M. Martial Saddier. Madame la secrétaire d'État chargée du commerce, de l'artisanat, de la consommation et de l'économie sociale et solidaire, je souhaite appeler l'attention du Gouvernement sur l'application de la CSG et de la CRDS – la contribution sociale généralisée et la contribution pour le remboursement de la dette sociale – aux revenus du patrimoine des travailleurs frontaliers relevant du système de Sécurité sociale de leur pays d'origine. Je voudrais associer à ma question mes collègues Virginie Duby-Muller, Stéphanie Pernod Beaudon et Lionel Tardy, députés de l'Ain et de la Haute-Savoie.
Depuis l'arrêt de Ruyter, rendu par la Cour de justice de l’Union européenne le 26 février 2015, et l'arrêt du Conseil d’État du 27 juillet 2015, la France n'a plus le droit de prélever la CSG et la CRDS sur les revenus du patrimoine des frontaliers relevant du système de Sécurité sociale de leur pays d'emploi. Le motif retenu est que le produit de ces prélèvements était destiné à financer les prestations bénéficiant aux seules personnes assurées au régime français de Sécurité sociale, ce qui est désormais contraire au droit européen.
Or l'administration fiscale estime que le prélèvement de solidarité de 2 % n'est pas affecté à la Sécurité sociale mais à l'aide sociale. Ce pourcentage, échappant ainsi à la jurisprudence européenne, est donc réclamé aux frontaliers. De plus, l'administration soutient que les frontaliers qui ont opté pour une assurance en France – assurance privée ou régime de la couverture maladie universelle pour les frontaliers – ne peuvent prétendre à la totalité du dégrèvement, dans la mesure où ils ne présentent pas une affiliation unique en Suisse pour couvrir l'ensemble des branches de la Sécurité sociale ; de ce fait, elle ne restitue pas la partie des prélèvements sociaux affectée au financement de l'assurance maladie et de la dépendance en France. Enfin, la loi de financement de la Sécurité sociale pour 2016 a, dans son article 24, prévu d'affecter entièrement la part de la CSG et de la CRDS prélevée sur les revenus du patrimoine des travailleurs frontaliers vers le Fonds de solidarité vieillesse, le FSV, et vers la Caisse nationale de solidarité pour l'autonomie, la CNSA.

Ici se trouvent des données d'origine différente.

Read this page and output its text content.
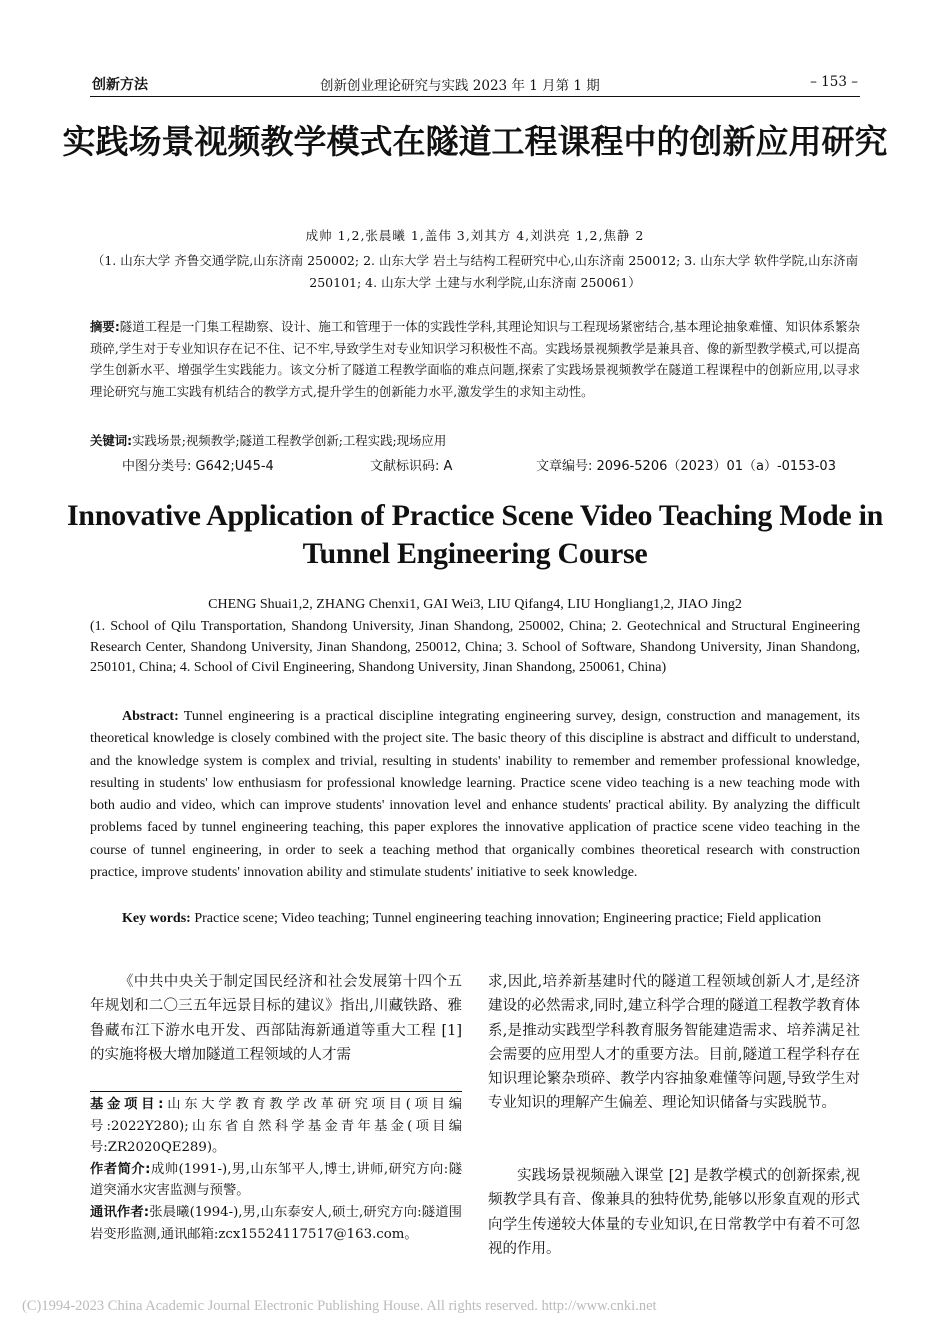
创新方法	创新创业理论研究与实践 2023 年 1 月第 1 期	– 153 –
实践场景视频教学模式在隧道工程课程中的创新应用研究
成帅 1,2,张晨曦 1,盖伟 3,刘其方 4,刘洪亮 1,2,焦静 2
（1. 山东大学 齐鲁交通学院,山东济南 250002; 2. 山东大学 岩土与结构工程研究中心,山东济南 250012; 3. 山东大学 软件学院,山东济南 250101; 4. 山东大学 土建与水利学院,山东济南 250061）
摘要:隧道工程是一门集工程勘察、设计、施工和管理于一体的实践性学科,其理论知识与工程现场紧密结合,基本理论抽象难懂、知识体系繁杂琐碎,学生对于专业知识存在记不住、记不牢,导致学生对专业知识学习积极性不高。实践场景视频教学是兼具音、像的新型教学模式,可以提高学生创新水平、增强学生实践能力。该文分析了隧道工程教学面临的难点问题,探索了实践场景视频教学在隧道工程课程中的创新应用,以寻求理论研究与施工实践有机结合的教学方式,提升学生的创新能力水平,激发学生的求知主动性。
关键词:实践场景;视频教学;隧道工程教学创新;工程实践;现场应用
中图分类号: G642;U45-4	文献标识码: A	文章编号: 2096-5206（2023）01（a）-0153-03
Innovative Application of Practice Scene Video Teaching Mode in Tunnel Engineering Course
CHENG Shuai1,2, ZHANG Chenxi1, GAI Wei3, LIU Qifang4, LIU Hongliang1,2, JIAO Jing2
(1. School of Qilu Transportation, Shandong University, Jinan Shandong, 250002, China; 2. Geotechnical and Structural Engineering Research Center, Shandong University, Jinan Shandong, 250012, China; 3. School of Software, Shandong University, Jinan Shandong, 250101, China; 4. School of Civil Engineering, Shandong University, Jinan Shandong, 250061, China)
Abstract: Tunnel engineering is a practical discipline integrating engineering survey, design, construction and management, its theoretical knowledge is closely combined with the project site. The basic theory of this discipline is abstract and difficult to understand, and the knowledge system is complex and trivial, resulting in students' inability to remember and remember professional knowledge, resulting in students' low enthusiasm for professional knowledge learning. Practice scene video teaching is a new teaching mode with both audio and video, which can improve students' innovation level and enhance students' practical ability. By analyzing the difficult problems faced by tunnel engineering teaching, this paper explores the innovative application of practice scene video teaching in the course of tunnel engineering, in order to seek a teaching method that organically combines theoretical research with construction practice, improve students' innovation ability and stimulate students' initiative to seek knowledge.
Key words: Practice scene; Video teaching; Tunnel engineering teaching innovation; Engineering practice; Field application
《中共中央关于制定国民经济和社会发展第十四个五年规划和二〇三五年远景目标的建议》指出,川藏铁路、雅鲁藏布江下游水电开发、西部陆海新通道等重大工程 [1] 的实施将极大增加隧道工程领域的人才需
基金项目:山东大学教育教学改革研究项目(项目编号:2022Y280);山东省自然科学基金青年基金(项目编号:ZR2020QE289)。
作者简介:成帅(1991-),男,山东邹平人,博士,讲师,研究方向:隧道突涌水灾害监测与预警。
通讯作者:张晨曦(1994-),男,山东泰安人,硕士,研究方向:隧道围岩变形监测,通讯邮箱:zcx15524117517@163.com。
求,因此,培养新基建时代的隧道工程领域创新人才,是经济建设的必然需求,同时,建立科学合理的隧道工程教学教育体系,是推动实践型学科教育服务智能建造需求、培养满足社会需要的应用型人才的重要方法。目前,隧道工程学科存在知识理论繁杂琐碎、教学内容抽象难懂等问题,导致学生对专业知识的理解产生偏差、理论知识储备与实践脱节。
实践场景视频融入课堂 [2] 是教学模式的创新探索,视频教学具有音、像兼具的独特优势,能够以形象直观的形式向学生传递较大体量的专业知识,在日常教学中有着不可忽视的作用。
(C)1994-2023 China Academic Journal Electronic Publishing House. All rights reserved. http://www.cnki.net
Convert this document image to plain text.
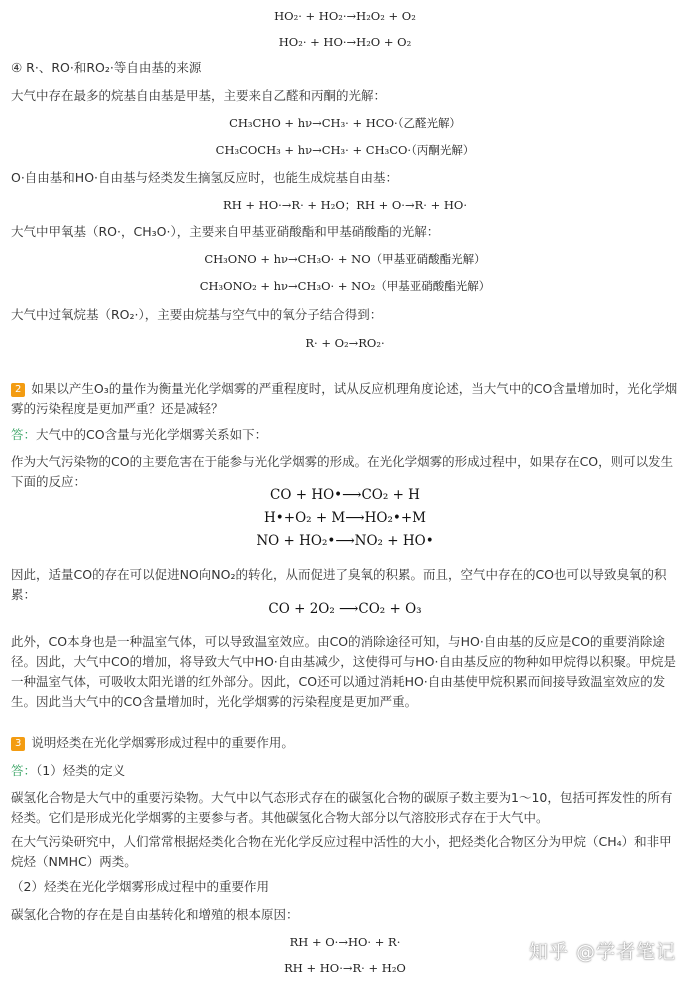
HO₂· + HO₂·→H₂O₂ + O₂
HO₂· + HO·→H₂O + O₂

④ R·、RO·和RO₂·等自由基的来源

大气中存在最多的烷基自由基是甲基，主要来自乙醛和丙酮的光解：

CH₃CHO + hν→CH₃· + HCO·（乙醛光解）
CH₃COCH₃ + hν→CH₃· + CH₃CO·（丙酮光解）

O·自由基和HO·自由基与烃类发生摘氢反应时，也能生成烷基自由基：

RH + HO·→R· + H₂O；RH + O·→R· + HO·

大气中甲氧基（RO·，CH₃O·），主要来自甲基亚硝酸酯和甲基硝酸酯的光解：

CH₃ONO + hν→CH₃O· + NO（甲基亚硝酸酯光解）
CH₃ONO₂ + hν→CH₃O· + NO₂（甲基亚硝酸酯光解）

大气中过氧烷基（RO₂·），主要由烷基与空气中的氧分子结合得到：

R· + O₂→RO₂·

2 如果以产生O₃的量作为衡量光化学烟雾的严重程度时，试从反应机理角度论述，当大气中的CO含量增加时，光化学烟雾的污染程度是更加严重？还是减轻？

答：大气中的CO含量与光化学烟雾关系如下：

作为大气污染物的CO的主要危害在于能参与光化学烟雾的形成。在光化学烟雾的形成过程中，如果存在CO，则可以发生下面的反应：

CO + HO•⟶CO₂ + H
H•+O₂ + M⟶HO₂•+M
NO + HO₂•⟶NO₂ + HO•

因此，适量CO的存在可以促进NO向NO₂的转化，从而促进了臭氧的积累。而且，空气中存在的CO也可以导致臭氧的积累：

CO + 2O₂ ⟶CO₂ + O₃

此外，CO本身也是一种温室气体，可以导致温室效应。由CO的消除途径可知，与HO·自由基的反应是CO的重要消除途径。因此，大气中CO的增加，将导致大气中HO·自由基减少，这使得可与HO·自由基反应的物种如甲烷得以积聚。甲烷是一种温室气体，可吸收太阳光谱的红外部分。因此，CO还可以通过消耗HO·自由基使甲烷积累而间接导致温室效应的发生。因此当大气中的CO含量增加时，光化学烟雾的污染程度是更加严重。

3 说明烃类在光化学烟雾形成过程中的重要作用。

答：（1）烃类的定义

碳氢化合物是大气中的重要污染物。大气中以气态形式存在的碳氢化合物的碳原子数主要为1～10，包括可挥发性的所有烃类。它们是形成光化学烟雾的主要参与者。其他碳氢化合物大部分以气溶胶形式存在于大气中。

在大气污染研究中，人们常常根据烃类化合物在光化学反应过程中活性的大小，把烃类化合物区分为甲烷（CH₄）和非甲烷烃（NMHC）两类。

（2）烃类在光化学烟雾形成过程中的重要作用

碳氢化合物的存在是自由基转化和增殖的根本原因：

RH + O·→HO· + R·
RH + HO·→R· + H₂O
知乎 @学者笔记
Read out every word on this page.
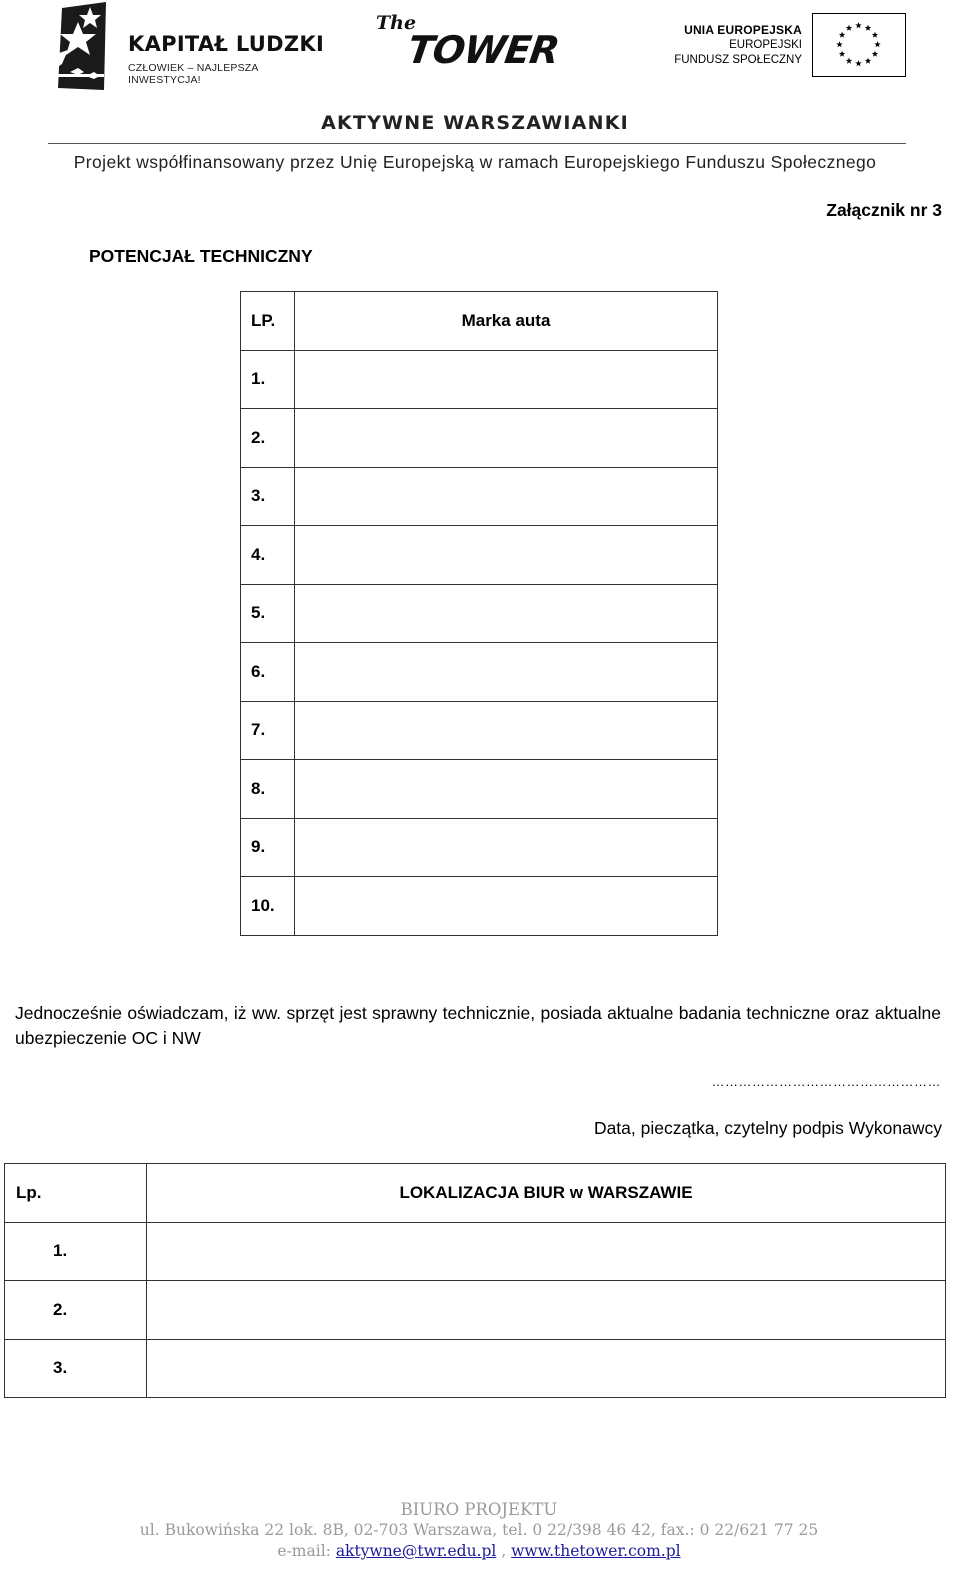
KAPITAŁ LUDZKI
CZŁOWIEK – NAJLEPSZA INWESTYCJA!
The
TOWER	UNIA EUROPEJSKA
EUROPEJSKI
FUNDUSZ SPOŁECZNY
AKTYWNE WARSZAWIANKI
Projekt współfinansowany przez Unię Europejską w ramach Europejskiego Funduszu Społecznego
Załącznik nr 3
POTENCJAŁ TECHNICZNY
LP.	Marka auta
1.	
2.	
3.	
4.	
5.	
6.	
7.	
8.	
9.	
10.	
Jednocześnie oświadczam, iż ww. sprzęt jest sprawny technicznie, posiada aktualne badania techniczne oraz aktualne ubezpieczenie OC i NW
……………………………………………
Data, pieczątka, czytelny podpis Wykonawcy
Lp.	LOKALIZACJA BIUR w WARSZAWIE
1.	
2.	
3.	
BIURO PROJEKTU
ul. Bukowińska 22 lok. 8B, 02-703 Warszawa, tel. 0 22/398 46 42, fax.: 0 22/621 77 25
e-mail: aktywne@twr.edu.pl , www.thetower.com.pl
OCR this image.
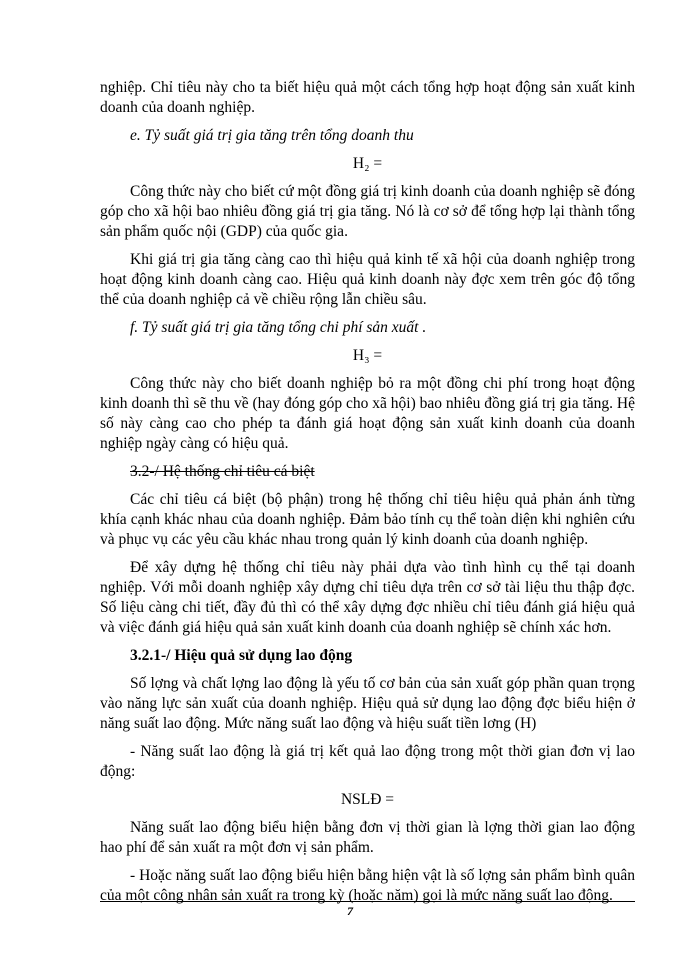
nghiệp. Chỉ tiêu này cho ta biết hiệu quả một cách tổng hợp hoạt động sản xuất kinh doanh của doanh nghiệp.

e. Tỷ suất giá trị gia tăng trên tổng doanh thu

H₂ =

Công thức này cho biết cứ một đồng giá trị kinh doanh của doanh nghiệp sẽ đóng góp cho xã hội bao nhiêu đồng giá trị gia tăng. Nó là cơ sở để tổng hợp lại thành tổng sản phẩm quốc nội (GDP) của quốc gia.

Khi giá trị gia tăng càng cao thì hiệu quả kinh tế xã hội của doanh nghiệp trong hoạt động kinh doanh càng cao. Hiệu quả kinh doanh này đợc xem trên góc độ tổng thể của doanh nghiệp cả về chiều rộng lẫn chiều sâu.

f. Tỷ suất giá trị gia tăng tổng chi phí sản xuất .

H₃ =

Công thức này cho biết doanh nghiệp bỏ ra một đồng chi phí trong hoạt động kinh doanh thì sẽ thu về (hay đóng góp cho xã hội) bao nhiêu đồng giá trị gia tăng. Hệ số này càng cao cho phép ta đánh giá hoạt động sản xuất kinh doanh của doanh nghiệp ngày càng có hiệu quả.

3.2-/ Hệ thống chỉ tiêu cá biệt

Các chỉ tiêu cá biệt (bộ phận) trong hệ thống chỉ tiêu hiệu quả phản ánh từng khía cạnh khác nhau của doanh nghiệp. Đảm bảo tính cụ thể toàn diện khi nghiên cứu và phục vụ các yêu cầu khác nhau trong quản lý kinh doanh của doanh nghiệp.

Để xây dựng hệ thống chỉ tiêu này phải dựa vào tình hình cụ thể tại doanh nghiệp. Với mỗi doanh nghiệp xây dựng chỉ tiêu dựa trên cơ sở tài liệu thu thập đợc. Số liệu càng chi tiết, đầy đủ thì có thể xây dựng đợc nhiều chỉ tiêu đánh giá hiệu quả và việc đánh giá hiệu quả sản xuất kinh doanh của doanh nghiệp sẽ chính xác hơn.

3.2.1-/ Hiệu quả sử dụng lao động

Số lợng và chất lợng lao động là yếu tố cơ bản của sản xuất góp phần quan trọng vào năng lực sản xuất của doanh nghiệp. Hiệu quả sử dụng lao động đợc biểu hiện ở năng suất lao động. Mức năng suất lao động và hiệu suất tiền lơng (H)

- Năng suất lao động là giá trị kết quả lao động trong một thời gian đơn vị lao động:

NSLĐ =

Năng suất lao động biểu hiện bằng đơn vị thời gian là lợng thời gian lao động hao phí để sản xuất ra một đơn vị sản phẩm.

- Hoặc năng suất lao động biểu hiện bằng hiện vật là số lợng sản phẩm bình quân của một công nhân sản xuất ra trong kỳ (hoặc năm) gọi là mức năng suất lao động.

7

Ces différentes interprétations sont en totale contradiction avec la jurisprudence et le droit européen, et pourraient entraîner de nouveaux contentieux ; le Groupement transfrontalier européen, le GTE, a d'ailleurs saisi le Gouvernement à plusieurs reprises sur ce sujet.
Afin d'éviter un nouveau contentieux, pouvez-vous nous indiquer quelles mesures vous envisagez de prendre pour mettre la législation française en conformité avec la jurisprudence et la réglementation européenne ?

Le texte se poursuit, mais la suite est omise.